With the coming of autumn, the harbinger of the festive season in most parts of Bengal and eastern Bihar is the kaash phool or the glorious white flowers of a long grass or wild sugar cane going by the scientific name of Saccharum spontaneum. It has inspired poets down the ages, including Rabindranath Tagore of recent times.
We have bunched together kaash and with Shefali flowers, garlands made.
The wicker tray with new-sprung paddy has been decorated….

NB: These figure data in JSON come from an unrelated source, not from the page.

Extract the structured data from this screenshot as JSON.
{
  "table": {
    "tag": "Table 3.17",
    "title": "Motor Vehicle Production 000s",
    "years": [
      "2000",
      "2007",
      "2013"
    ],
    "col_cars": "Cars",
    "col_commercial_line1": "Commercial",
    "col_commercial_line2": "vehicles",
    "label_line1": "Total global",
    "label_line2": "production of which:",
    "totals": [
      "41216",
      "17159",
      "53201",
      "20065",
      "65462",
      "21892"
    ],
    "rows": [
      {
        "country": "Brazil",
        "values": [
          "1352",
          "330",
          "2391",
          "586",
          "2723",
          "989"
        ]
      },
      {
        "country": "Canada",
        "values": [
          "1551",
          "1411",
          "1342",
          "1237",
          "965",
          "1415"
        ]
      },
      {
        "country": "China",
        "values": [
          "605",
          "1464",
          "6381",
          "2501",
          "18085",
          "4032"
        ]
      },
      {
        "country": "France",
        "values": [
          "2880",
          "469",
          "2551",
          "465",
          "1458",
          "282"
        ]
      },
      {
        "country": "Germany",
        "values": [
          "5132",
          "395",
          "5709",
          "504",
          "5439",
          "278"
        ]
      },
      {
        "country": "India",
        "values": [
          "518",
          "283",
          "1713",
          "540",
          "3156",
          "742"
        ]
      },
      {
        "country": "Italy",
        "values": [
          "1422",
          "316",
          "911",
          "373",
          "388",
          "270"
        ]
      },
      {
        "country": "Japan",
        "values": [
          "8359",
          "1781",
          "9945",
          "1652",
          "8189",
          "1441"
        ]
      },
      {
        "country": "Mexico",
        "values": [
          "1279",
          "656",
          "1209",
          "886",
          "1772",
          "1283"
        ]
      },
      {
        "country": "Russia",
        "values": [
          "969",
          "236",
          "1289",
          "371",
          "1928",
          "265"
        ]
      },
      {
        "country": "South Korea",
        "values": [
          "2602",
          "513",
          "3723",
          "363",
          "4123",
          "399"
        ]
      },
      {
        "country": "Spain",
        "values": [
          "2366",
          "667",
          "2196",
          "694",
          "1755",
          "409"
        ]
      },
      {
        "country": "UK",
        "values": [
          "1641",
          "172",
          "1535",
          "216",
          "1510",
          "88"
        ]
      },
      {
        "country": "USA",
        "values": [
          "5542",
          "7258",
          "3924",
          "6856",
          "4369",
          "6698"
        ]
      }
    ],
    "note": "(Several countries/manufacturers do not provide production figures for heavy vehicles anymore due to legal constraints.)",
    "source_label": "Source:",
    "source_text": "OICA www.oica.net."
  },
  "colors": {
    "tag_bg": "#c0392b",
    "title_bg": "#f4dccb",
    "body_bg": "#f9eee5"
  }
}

When Anand Singh, author of Nālandā: A Glorious Past, says in his introduction that perhaps this plant is the reason why the institution of Nalanda got its name, the story of a romantic past unfurls almost all on its own. And why not, asks the author, when Pataliputra was named after the plant Patali (Stereospermum suaveolens–Trumpet Flower), Kosambi and Kusinagara after kusa grass (Desmostachya bipinnata) and so on. Kaash was also called Nalaka. There are of course many more possibilities of why Nalanda got its name; perhaps from the unit of measurement of agrarian land which was Nali or after the Naga king of the times called Nanda. Nalanda is also mentioned as the birthplace of Sariputta by scholars though Buddha is said to have told Ananda that Sariputta was born in Nalakagrama, which the author says is in the whereabouts of Nalanda but is not Nalanda itself. Mogglana too was born in this region. ‘The whole area may be termed the Nalanda sacred zone,’ says the author. Another popular belief that the word Nalanda came from Nalam (lotus) and da (giver) is not even considered. The name, as we can see, does not lead us to any definitive conclusion.